Das dicke Ende kommt zwar nicht sofort. Mit Ausnahmegenehmigungen kann die US-Behörde den Schmerz vorübergehend feiner dosieren und die eigene Industrie vor dem kalten Entzug chinesischen Geldes bewahren. Trotzdem: Weil amerikanische Technologie mittlerweile fast in allen Halbleiterprodukten steckt, wird es für China nun sehr schwer, an die begehrte Hardware heranzukommen, die für künstliche Intelligenz, Supercomputer und richtungsweisende Forschung unerlässlich ist.

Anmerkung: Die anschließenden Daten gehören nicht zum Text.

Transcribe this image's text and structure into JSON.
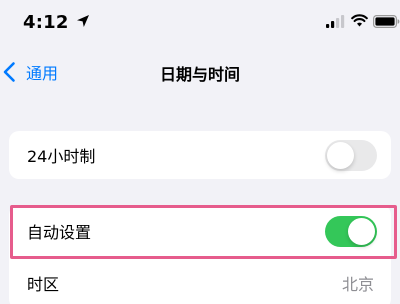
{
  "status_bar": {
    "time": "4:12",
    "icons": [
      "location-arrow-icon",
      "cellular-signal-icon",
      "wifi-icon",
      "battery-icon"
    ]
  },
  "nav": {
    "back_label": "通用",
    "title": "日期与时间"
  },
  "settings": {
    "hour24": {
      "label": "24小时制",
      "enabled": false
    },
    "auto_set": {
      "label": "自动设置",
      "enabled": true
    },
    "timezone": {
      "label": "时区",
      "value": "北京"
    }
  },
  "colors": {
    "accent": "#007aff",
    "toggle_on": "#34c759",
    "toggle_off": "#e9e9ea",
    "background": "#f2f2f7",
    "secondary_text": "#8e8e93",
    "highlight": "#e65c8c"
  }
}
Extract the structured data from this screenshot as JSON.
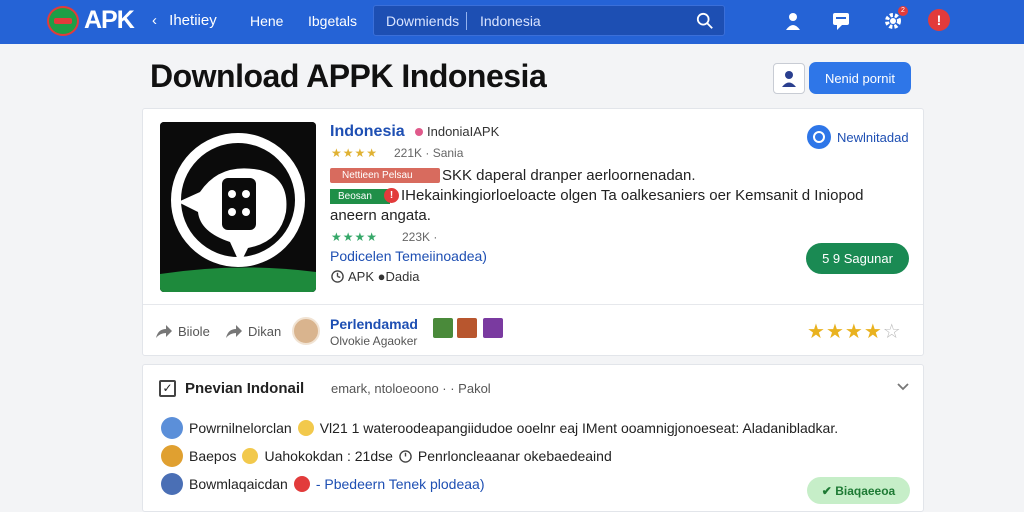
{
  "nav": {
    "logo": "APK",
    "back_label": "Ihetiiey",
    "links": [
      "Hene",
      "Ibgetals"
    ],
    "search_category": "Dowmiends",
    "search_placeholder": "Indonesia",
    "notif_count": "2",
    "alert_symbol": "!"
  },
  "header": {
    "title": "Download APPK Indonesia",
    "primary_button": "Nenid pornit"
  },
  "app": {
    "name": "Indonesia",
    "tag": "IndoniaIAPK",
    "stars_small": "★★★★",
    "meta1": "221K · Sania",
    "badge_red": "Nettieen Pelsau",
    "desc1": "SKK daperal dranper aerloornenadan.",
    "badge_green": "Beosan",
    "desc2": "IHekainkingiorloeloacte olgen Ta oalkesaniers oer Kemsanit d Iniopod",
    "desc3": "aneern angata.",
    "stars_green": "★★★★",
    "meta2": "223K ·",
    "developer_link": "Podicelen Temeiinoadea)",
    "size": "APK ●Dadia",
    "verified_label": "Newlnitadad",
    "download_button": "5 9 Sagunar"
  },
  "actions": {
    "share": "Biiole",
    "send": "Dikan"
  },
  "author": {
    "name": "Perlendamad",
    "subtitle": "Olvokie Agaoker",
    "rating_value": 4,
    "rating_max": 5
  },
  "panel": {
    "title": "Pnevian Indonail",
    "subtitle": "emark, ntoloeoono · · Pakol",
    "rows": [
      {
        "label": "Powrnilnelorclan",
        "text": "Vl21  1 wateroodeapangiidudoe ooelnr eaj  IMent ooamnigjonoeseat: Aladanibladkar."
      },
      {
        "label": "Baepos",
        "text": "Uahokokdan : 21dse"
      },
      {
        "label": "Bowmlaqaicdan",
        "text": "- Pbedeern Tenek plodeaa)"
      }
    ],
    "row2_extra": "Penrloncleaanar okebaedeaind",
    "ok_button": "Biaqaeeoa"
  },
  "colors": {
    "brand": "#2563d6",
    "accent": "#2e76e8",
    "success": "#1a8a53",
    "danger": "#e23b3b",
    "star": "#e9b21f"
  }
}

Die Marschrichtung ist eindeutig: Xi Jinpings autoritärem Staat soll die Zukunft verbaut werden. Joe Bidens Regierung hat, wie schon Donald Trumps Chaostruppe zuvor, einen harten Kurs gegen China eingeschlagen und immer wieder Sanktionen verhängt. Bisher waren diese begrenzt – jetzt werden schwere Geschütze aufgefahren. In Washington ist eine Richtungsentscheidung gefallen, und wir können davon ausgehen, dass der Joe die Hightech-Blockade bald auf andere Geschäftsfelder ausdehnt.

Schlägt Xi Jinping zurück? Zwar hat er sich gerade erst als neuer Kaiser bejubeln lassen – bei seinen Entscheidungen bekleckert er sich aber nicht mit Ruhm: Chinas Wirtschaft stottert, denn die ständigen Corona-Lockdowns fordern ihren Tribut. Einen Handelskrieg kann Herr Xi überhaupt nicht gebrauchen. Mit gleicher Münze heimzahlen wird sein Regime die Attacke deshalb wahrscheinlich nicht sofort. Doch die Revanche ist nur eine Frage der Zeit.

Die Folgen könnten schwerwiegend sein. Dass China von Halbleiter-Importen so abhängig ist, galt bisher als Lebensversicherung für das kleine Taiwan nebenan. Der Herrscher in Peking würde sich den demokratischen Inselstaat nur zu gerne einverleiben, aber lästigerweise wird dort der Großteil der Computerchips hergestellt, die sein Reich so dringend braucht – weshalb Taiwan nicht in Feuer und Krieg versinken darf. Nun werden allerdings immer weniger der begehrten Chips nach China verkauft, was die Hemmschwelle für eine Invasion senken könnte.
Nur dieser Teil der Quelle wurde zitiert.